2. Click Create Client VPN Endpoint.
3. Enter your desired Name Tag and Description.
4. For Client IPv4 CIDR, enter <your IP range>/22.
  
  Note:
  This is the IP range that will be allocated to your remote users.
5. For Server certificate ARN, select the certificate you created as a prerequisite.
6. For Authentication Options, select Use user-based authentication and Federated authentication.
7. In the SAML provider ARN list, select the PingOne IdP you configured earlier.
8. In the Other optional parameters section, select Enable split-tunnel and leave the rest of the default values.
  
  Note:
  Enabling split-tunnel makes sure that only traffic to the VPC IP range is forwarded via the VPN.
9. Configure the other options according to your environment requirements.
10. Click Create Client VPN Endpoint to complete the setup.
Configure the AWS Client VPN Endpoint association:
1. In the Amazon VPC console, in the Virtual Private Network (VPN) section, click Client VPN Endpoints.
2. Select the VPN you created in the last step.
  
  It should be in the Pending state.
3. Go to Options > Associations and click Associate.
4. In the Associations list, select the target VPC and subnet that you want to associate your endpoint with.
5. Optional: Repeat the previous steps to associate your Client VPN endpoint to another subnet for high availability.
Set up SAML group-specific authorization:
1. In the Amazon VPC console, in the Virtual Private Network (VPN) section, click Authorization.
2. Click Authorize Ingress.
3. For Destination network to enable, specify the IP address of your EC2 instance that you created as a prerequisite.
4. In the Grant access to section, select Allow access to users in a specific access group.
5. In the Access group ID field, enter the name of the group that you want to allow access to the EC2 instance.
6. Provide an optional description and click Add authorization rule.
Connect to the Client VPN:
1. In the Amazon VPC console, in the Virtual Private Network (VPN) section, click Client VPN Endpoints.
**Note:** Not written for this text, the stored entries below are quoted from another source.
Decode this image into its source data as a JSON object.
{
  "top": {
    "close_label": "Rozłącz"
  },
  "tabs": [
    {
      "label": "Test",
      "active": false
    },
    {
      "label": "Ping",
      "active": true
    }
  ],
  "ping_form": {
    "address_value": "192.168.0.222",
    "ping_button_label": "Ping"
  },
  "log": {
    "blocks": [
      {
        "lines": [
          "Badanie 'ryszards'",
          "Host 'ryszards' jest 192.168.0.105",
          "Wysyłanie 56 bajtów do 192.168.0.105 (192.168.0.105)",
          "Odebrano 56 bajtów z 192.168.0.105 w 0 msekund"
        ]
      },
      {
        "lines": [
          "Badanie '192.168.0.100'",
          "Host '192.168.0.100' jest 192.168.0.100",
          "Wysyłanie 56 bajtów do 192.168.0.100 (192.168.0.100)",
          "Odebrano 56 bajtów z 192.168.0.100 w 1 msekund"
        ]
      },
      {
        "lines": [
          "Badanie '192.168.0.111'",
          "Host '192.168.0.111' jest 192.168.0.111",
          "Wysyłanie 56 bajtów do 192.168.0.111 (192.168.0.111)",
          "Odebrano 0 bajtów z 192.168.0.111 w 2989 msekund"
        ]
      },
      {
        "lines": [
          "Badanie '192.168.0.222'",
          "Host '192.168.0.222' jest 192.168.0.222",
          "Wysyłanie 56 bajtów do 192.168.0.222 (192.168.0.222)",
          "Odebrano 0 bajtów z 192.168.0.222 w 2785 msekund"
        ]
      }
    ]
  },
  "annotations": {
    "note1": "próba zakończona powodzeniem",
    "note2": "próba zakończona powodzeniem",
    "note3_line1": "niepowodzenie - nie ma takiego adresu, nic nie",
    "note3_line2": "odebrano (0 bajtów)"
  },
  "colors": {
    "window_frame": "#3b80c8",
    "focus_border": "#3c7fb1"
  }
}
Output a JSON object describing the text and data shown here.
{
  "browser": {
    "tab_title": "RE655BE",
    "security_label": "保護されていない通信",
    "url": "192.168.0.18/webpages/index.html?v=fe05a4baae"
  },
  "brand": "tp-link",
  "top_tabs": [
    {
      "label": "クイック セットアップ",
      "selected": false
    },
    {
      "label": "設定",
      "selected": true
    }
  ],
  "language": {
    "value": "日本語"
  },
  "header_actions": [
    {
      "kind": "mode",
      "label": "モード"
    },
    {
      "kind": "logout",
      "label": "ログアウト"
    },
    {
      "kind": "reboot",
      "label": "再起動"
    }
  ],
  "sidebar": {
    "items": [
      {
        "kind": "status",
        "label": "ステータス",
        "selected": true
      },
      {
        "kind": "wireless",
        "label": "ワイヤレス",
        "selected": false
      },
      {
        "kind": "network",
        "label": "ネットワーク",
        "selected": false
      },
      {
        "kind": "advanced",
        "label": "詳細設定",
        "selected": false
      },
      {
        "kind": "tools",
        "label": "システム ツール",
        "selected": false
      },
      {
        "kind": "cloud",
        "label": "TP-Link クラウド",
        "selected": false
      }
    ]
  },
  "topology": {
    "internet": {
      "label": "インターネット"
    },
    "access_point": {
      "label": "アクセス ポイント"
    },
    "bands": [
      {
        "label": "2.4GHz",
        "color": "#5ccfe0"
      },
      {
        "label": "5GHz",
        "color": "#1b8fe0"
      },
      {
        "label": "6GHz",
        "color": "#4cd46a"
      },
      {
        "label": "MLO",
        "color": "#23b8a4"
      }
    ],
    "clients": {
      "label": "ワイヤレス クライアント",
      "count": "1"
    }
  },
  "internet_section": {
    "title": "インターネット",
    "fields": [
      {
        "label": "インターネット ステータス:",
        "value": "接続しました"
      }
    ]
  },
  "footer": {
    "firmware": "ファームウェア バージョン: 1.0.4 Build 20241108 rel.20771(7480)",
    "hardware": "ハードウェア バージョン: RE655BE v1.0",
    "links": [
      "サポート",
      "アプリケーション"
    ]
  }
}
2. Select the VPN that you created.
  
  It should be in the Available state.
3. To download the configuration profile to your desktop, click Download Client Configuration.
4. Open the AWS Client VPN desktop application.
5. Go to File > Manage Profiles.
6. Click Add Profile, choose the configuration profile that you downloaded, and give it a Display Name of your choice.
  
  Your profile appears in the AWS Client VPN profile list.
7. Select your profile and click Connect.
  
  You're redirected to PingOne for authentication.
8. Sign on to PingOne as a user with access to your EC2 instance.
  
  After successful authentication, you should be able to reach the EC2 instance in the target VPC.
Test your connection by sending an ICMP ping to the IP of the instance from your command line terminal.
In your browser, use a plugin, such as SAML-tracer, to confirm that the IdP is sending the correct details in the SAML assertion.